Ames Monument Historical Plaque
Posted by:
NevaP
N 41° 07.869 W 105° 23.878
13T E 466596 N 4553392
This attractive plaque stands by the massive Ames monument.
Waymark Code: WM1N8Q
Location: Wyoming, United States
Date Posted: 06/07/2007
Views: 138
The Ames Monument is a huge granite pyamid, sixty feet high. It honors the contributions of Oakes and Oliver Ames in the costruction of the first transcontinental railroad. This marker near the monument is about the Ames brothers and the monument itself.
The Monument Plaque reads: "The Ames Monument. Left picture reads 1868 Work Train; right side picture is Town of Sherman. Completed in 1882 at a cost of $65,000, this monolithic, 60-foot high granite pyramid was built by the Union Pacific Railroad Company. It stands on the highest elevation (8,247 feet) of the original transcontinental route. Until 1901--when the railroad was relocated several miles to the south, it passed close by the north side of the monument where once stood the rail-town of Sherman.

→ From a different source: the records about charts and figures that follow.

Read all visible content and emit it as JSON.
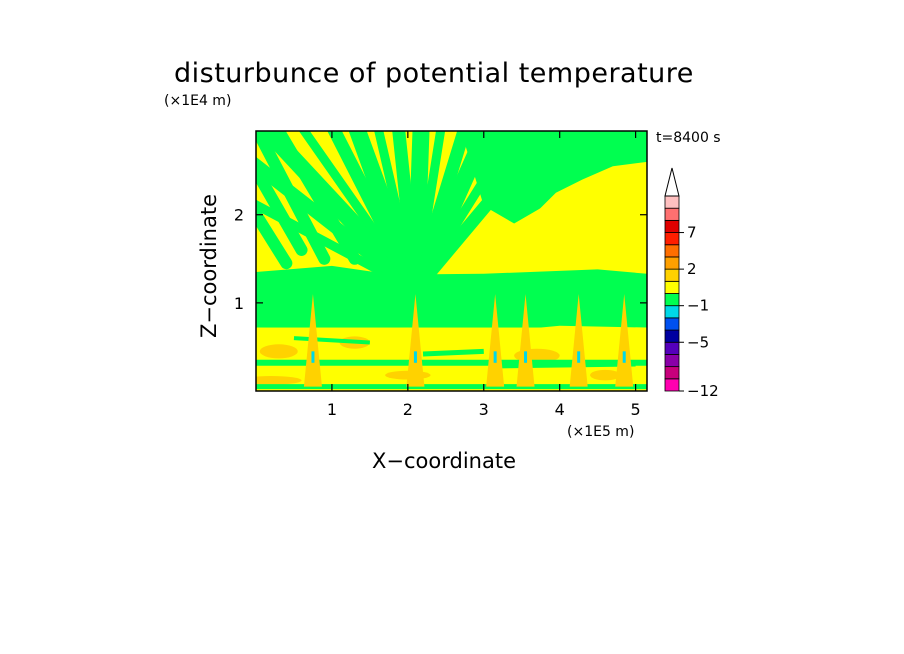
{
  "chart_data": {
    "type": "heatmap",
    "title": "disturbunce of potential temperature",
    "xlabel": "X−coordinate",
    "ylabel": "Z−coordinate",
    "x_multiplier": "(×1E5 m)",
    "y_multiplier": "(×1E4 m)",
    "time_label": "t=8400 s",
    "xlim": [
      0,
      5.15
    ],
    "ylim": [
      0,
      2.95
    ],
    "xticks": [
      1,
      2,
      3,
      4,
      5
    ],
    "yticks": [
      1,
      2
    ],
    "xtick_labels": [
      "1",
      "2",
      "3",
      "4",
      "5"
    ],
    "ytick_labels": [
      "1",
      "2"
    ],
    "colorbar": {
      "levels": [
        -12,
        -10,
        -8,
        -7,
        -5,
        -4,
        -3,
        -1,
        0,
        1,
        2,
        4,
        6,
        7,
        9,
        10
      ],
      "labels": [
        "−12",
        "−5",
        "−1",
        "2",
        "7"
      ],
      "label_levels": [
        -12,
        -5,
        -1,
        2,
        7
      ],
      "colors": [
        "#ff00b0",
        "#c8007c",
        "#8a00a8",
        "#5500bb",
        "#0000a0",
        "#0050f0",
        "#00d8e8",
        "#00ff50",
        "#ffff00",
        "#ffd200",
        "#ffa000",
        "#ff6e00",
        "#ff1e00",
        "#e00000",
        "#ff7070",
        "#ffc0c0"
      ],
      "extend": "max"
    },
    "regions": [
      {
        "name": "upper fan of alternating green and yellow wave bands",
        "z_range": [
          1.3,
          2.95
        ],
        "values": "-1 to 2"
      },
      {
        "name": "broad yellow region upper right",
        "x_range": [
          3.1,
          5.15
        ],
        "z_range": [
          1.3,
          2.4
        ],
        "value": "0 to 1"
      },
      {
        "name": "green band mid-level",
        "z_range": [
          0.7,
          1.35
        ],
        "value": "-1 to 0"
      },
      {
        "name": "lower yellow/orange layer with spikes",
        "z_range": [
          0,
          0.7
        ],
        "values": "-3 to 4"
      }
    ],
    "grid": false
  }
}
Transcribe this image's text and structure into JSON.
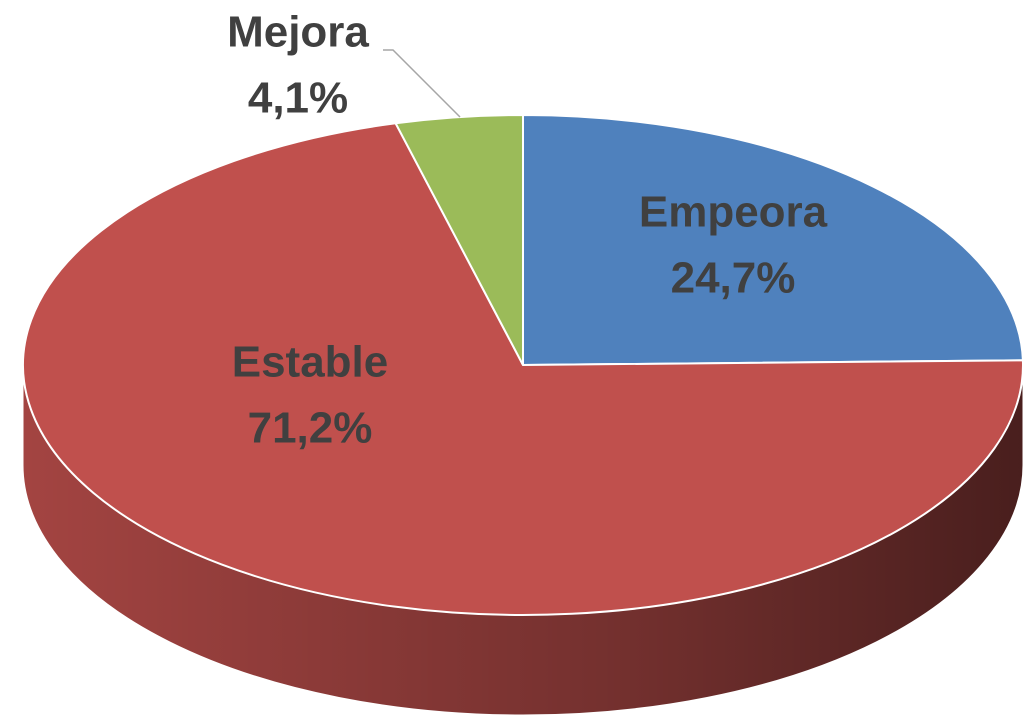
{
  "chart_data": {
    "type": "pie3d",
    "categories": [
      "Empeora",
      "Estable",
      "Mejora"
    ],
    "values": [
      24.7,
      71.2,
      4.1
    ],
    "value_labels": [
      "24,7%",
      "71,2%",
      "4,1%"
    ],
    "colors": [
      "#4f81bd",
      "#c0504d",
      "#9bbb59"
    ]
  }
}
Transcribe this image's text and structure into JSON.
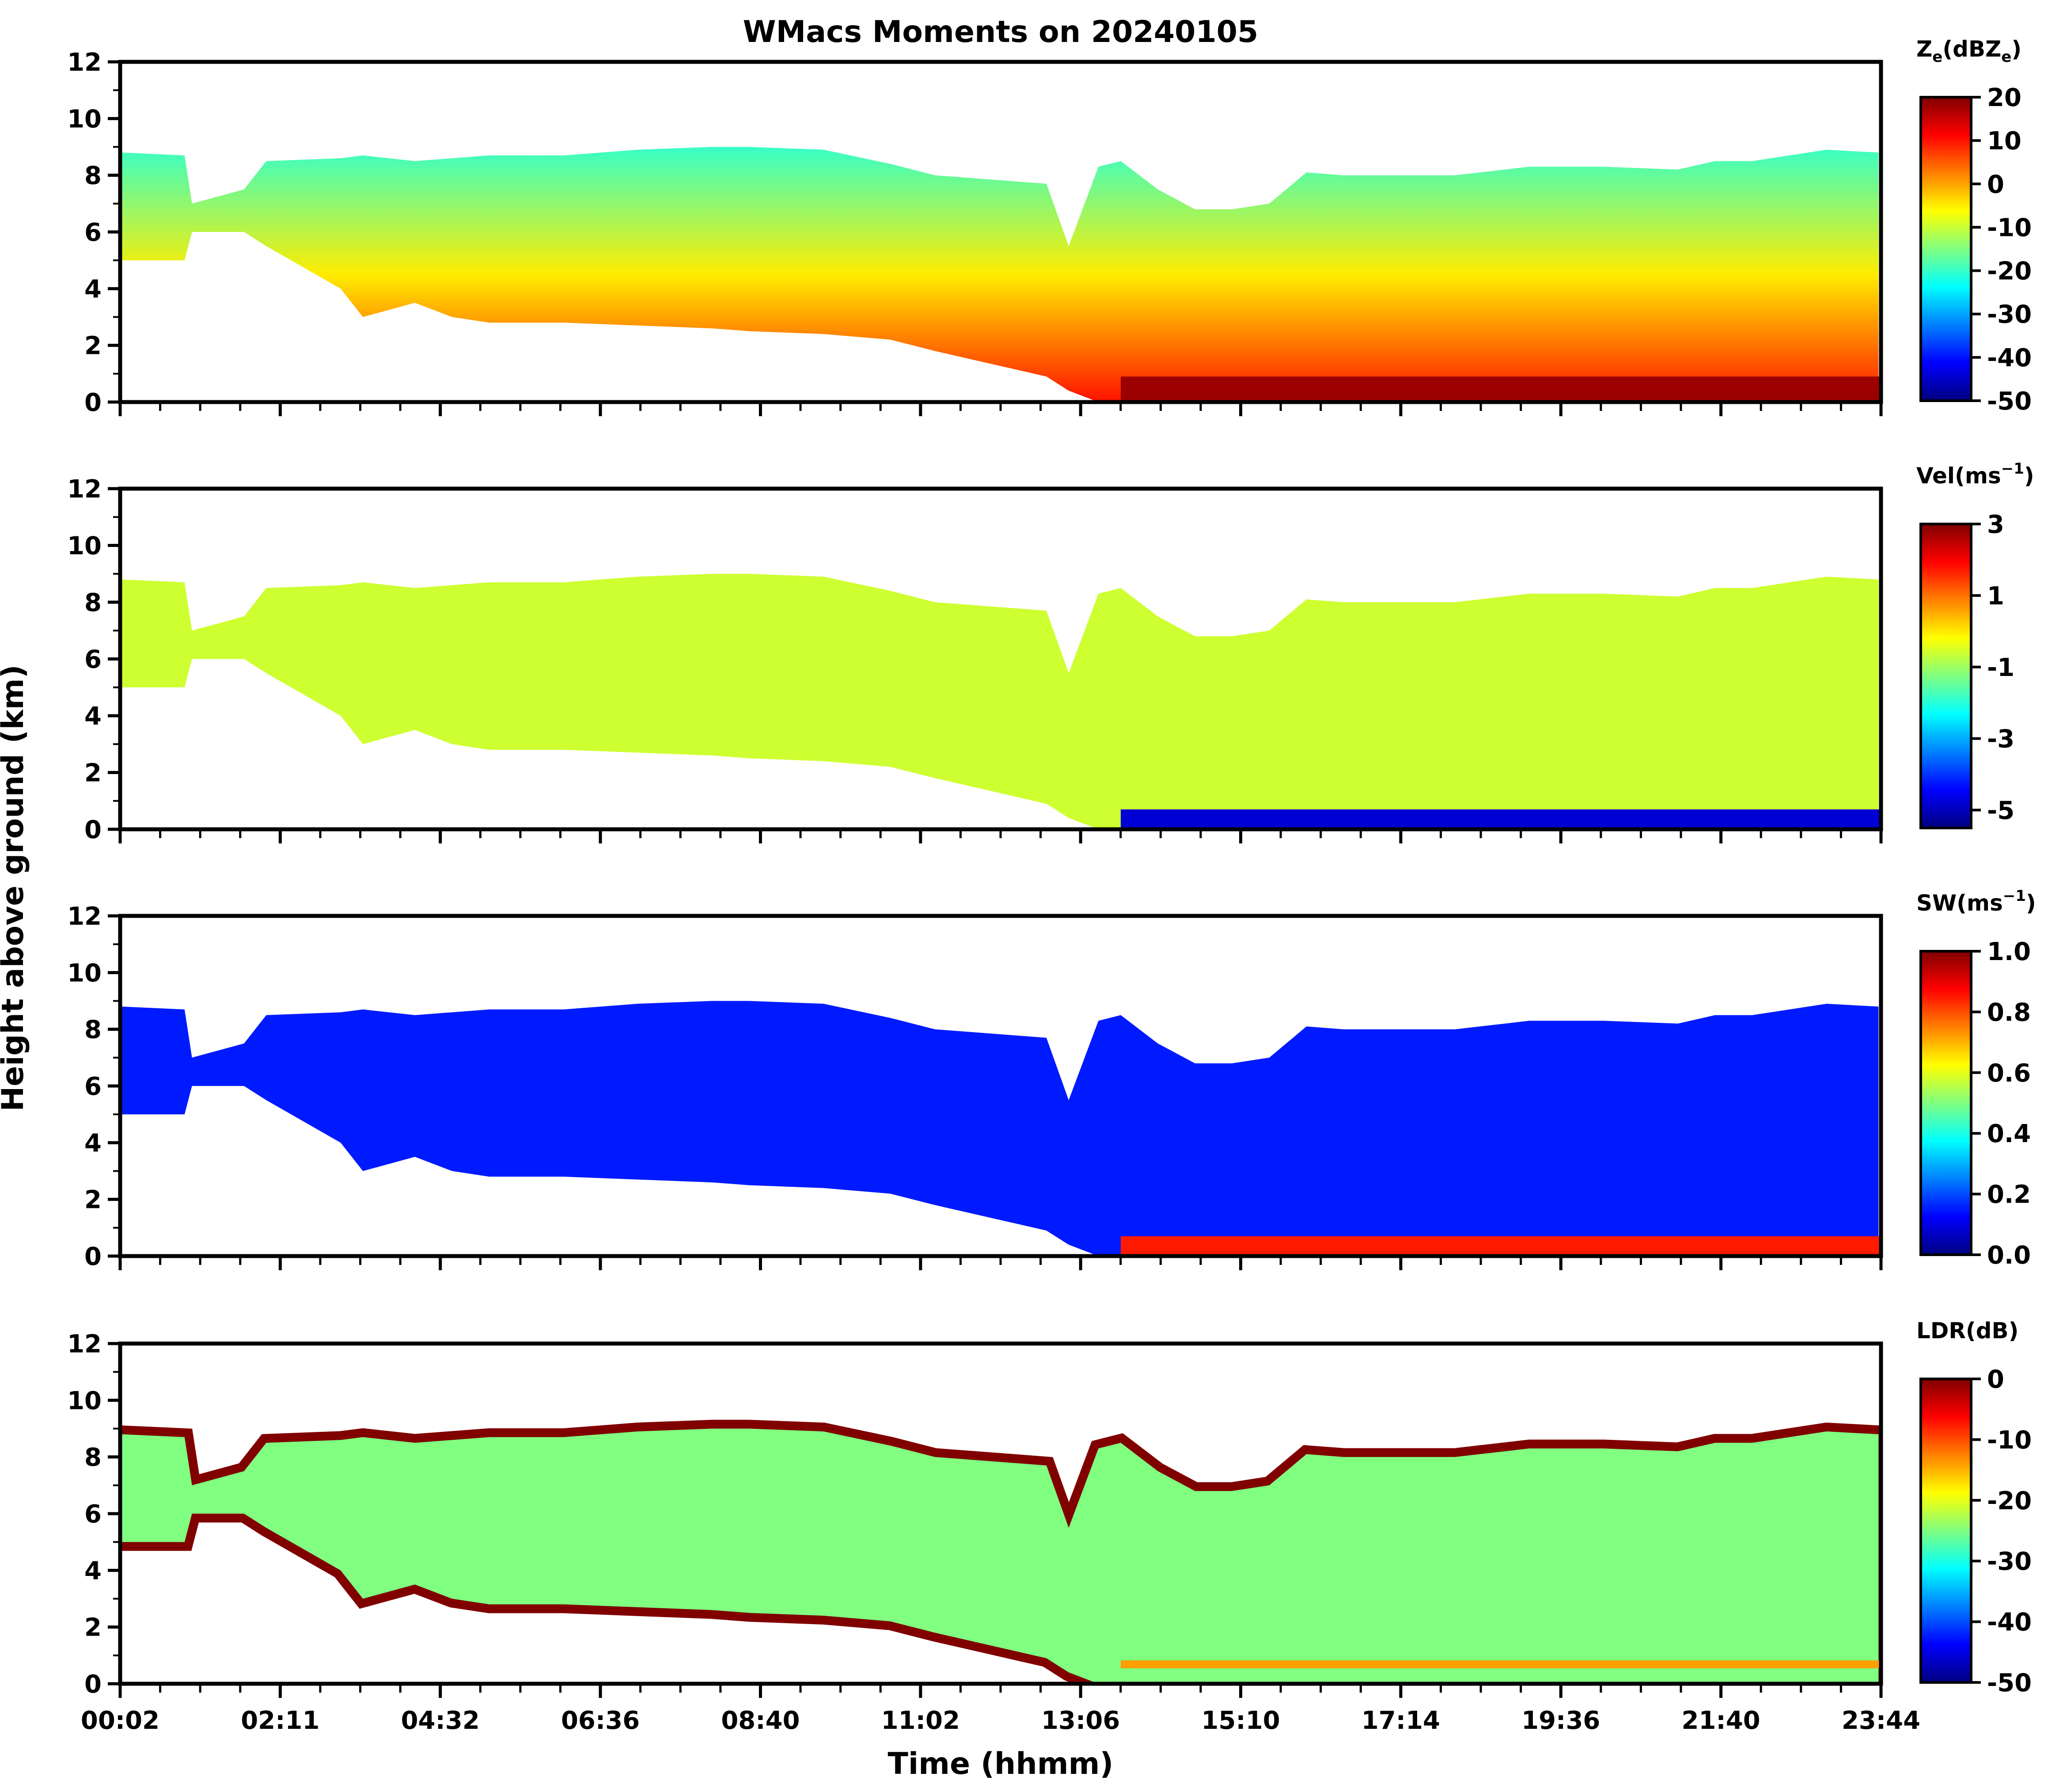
{
  "chart_data": {
    "type": "heatmap",
    "title": "WMacs Moments on 20240105",
    "xlabel": "Time (hhmm)",
    "ylabel": "Height above ground (km)",
    "x_tick_labels": [
      "00:02",
      "02:11",
      "04:32",
      "06:36",
      "08:40",
      "11:02",
      "13:06",
      "15:10",
      "17:14",
      "19:36",
      "21:40",
      "23:44"
    ],
    "x_range_hours": [
      0.033,
      23.733
    ],
    "ylim": [
      0,
      12
    ],
    "y_ticks": [
      0,
      2,
      4,
      6,
      8,
      10,
      12
    ],
    "panels": [
      {
        "id": "ze",
        "colorbar_label": "Ze(dBZe)",
        "colorbar_label_main": "Z",
        "colorbar_label_sub1": "e",
        "colorbar_label_mid": "(dBZ",
        "colorbar_label_sub2": "e",
        "colorbar_label_end": ")",
        "vmin": -50,
        "vmax": 20,
        "colorbar_ticks": [
          "20",
          "10",
          "0",
          "-10",
          "-20",
          "-30",
          "-40",
          "-50"
        ],
        "colorbar_tick_values": [
          20,
          10,
          0,
          -10,
          -20,
          -30,
          -40,
          -50
        ],
        "cloud_top_value": -20,
        "cloud_base_value": 10,
        "melting_layer_value": 18,
        "surface_precip_value": 14
      },
      {
        "id": "vel",
        "colorbar_label": "Vel(ms-1)",
        "colorbar_label_main": "Vel(ms",
        "colorbar_label_sup": "−1",
        "colorbar_label_end": ")",
        "vmin": -5.5,
        "vmax": 3,
        "colorbar_ticks": [
          "3",
          "1",
          "-1",
          "-3",
          "-5"
        ],
        "colorbar_tick_values": [
          3,
          1,
          -1,
          -3,
          -5
        ],
        "cloud_value": -0.6,
        "surface_precip_value": -4.8
      },
      {
        "id": "sw",
        "colorbar_label": "SW(ms-1)",
        "colorbar_label_main": "SW(ms",
        "colorbar_label_sup": "−1",
        "colorbar_label_end": ")",
        "vmin": 0,
        "vmax": 1,
        "colorbar_ticks": [
          "1.0",
          "0.8",
          "0.6",
          "0.4",
          "0.2",
          "0.0"
        ],
        "colorbar_tick_values": [
          1.0,
          0.8,
          0.6,
          0.4,
          0.2,
          0.0
        ],
        "cloud_value": 0.15,
        "surface_precip_value": 0.85
      },
      {
        "id": "ldr",
        "colorbar_label": "LDR(dB)",
        "colorbar_label_main": "LDR(dB)",
        "vmin": -50,
        "vmax": 0,
        "colorbar_ticks": [
          "0",
          "-10",
          "-20",
          "-30",
          "-40",
          "-50"
        ],
        "colorbar_tick_values": [
          0,
          -10,
          -20,
          -30,
          -40,
          -50
        ],
        "cloud_edge_value": 0,
        "cloud_interior_value": -25,
        "melting_layer_value": -14
      }
    ],
    "cloud_boundaries": {
      "time_hours": [
        0.05,
        0.9,
        1.0,
        1.7,
        2.0,
        3.0,
        3.3,
        4.0,
        4.5,
        5.0,
        6.0,
        7.0,
        8.0,
        8.5,
        9.5,
        10.4,
        11.0,
        12.0,
        12.5,
        12.8,
        13.2,
        13.5,
        14.0,
        14.5,
        15.0,
        15.5,
        16.0,
        16.5,
        17.0,
        18.0,
        19.0,
        20.0,
        21.0,
        21.5,
        22.0,
        22.5,
        23.0,
        23.7
      ],
      "cloud_top_km": [
        8.8,
        8.7,
        7.0,
        7.5,
        8.5,
        8.6,
        8.7,
        8.5,
        8.6,
        8.7,
        8.7,
        8.9,
        9.0,
        9.0,
        8.9,
        8.4,
        8.0,
        7.8,
        7.7,
        5.5,
        8.3,
        8.5,
        7.5,
        6.8,
        6.8,
        7.0,
        8.1,
        8.0,
        8.0,
        8.0,
        8.3,
        8.3,
        8.2,
        8.5,
        8.5,
        8.7,
        8.9,
        8.8
      ],
      "cloud_base_km": [
        5.0,
        5.0,
        6.0,
        6.0,
        5.5,
        4.0,
        3.0,
        3.5,
        3.0,
        2.8,
        2.8,
        2.7,
        2.6,
        2.5,
        2.4,
        2.2,
        1.8,
        1.2,
        0.9,
        0.4,
        0.0,
        0.0,
        0.0,
        0.0,
        0.0,
        0.0,
        0.0,
        0.0,
        0.0,
        0.0,
        0.0,
        0.0,
        0.0,
        0.0,
        0.0,
        0.0,
        0.0,
        0.0
      ],
      "melting_layer_km": 0.7
    }
  }
}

The monument serves as a memorial to the Ames brothers of Massachusetts. Oakes (1804 - 1873) and Oliver (1807-1877), whose wealth, influence, talent, and work were key factors in the construction of the first coast to coast railroad in North America. The contribution made by Oakes was especially significant even though in 1873 he was implicated in a scandal relative to financing the construction of the railroad [Credit Mobilier scandal].
Ames Monument was designed by the distinguished American architect Henry Hobson Richardson (1838 - 1896). Located further west than any of his works, this memorial typifies the Richardsonian style by it energetic, elemental characteristics. His love for native construction materials is demonstrated by the monument's great, rough-hewn granite blocks, quarried from "Reed's Rock" one-half mile west. A Richardson biographer has called the monument "Perhaps the finest memorial in America...one of Richardson's least known and most perfect works." The bas-relief medallions of the Ames brothers were done by the prominent American sculptor, Augustus Saint-Gaudens."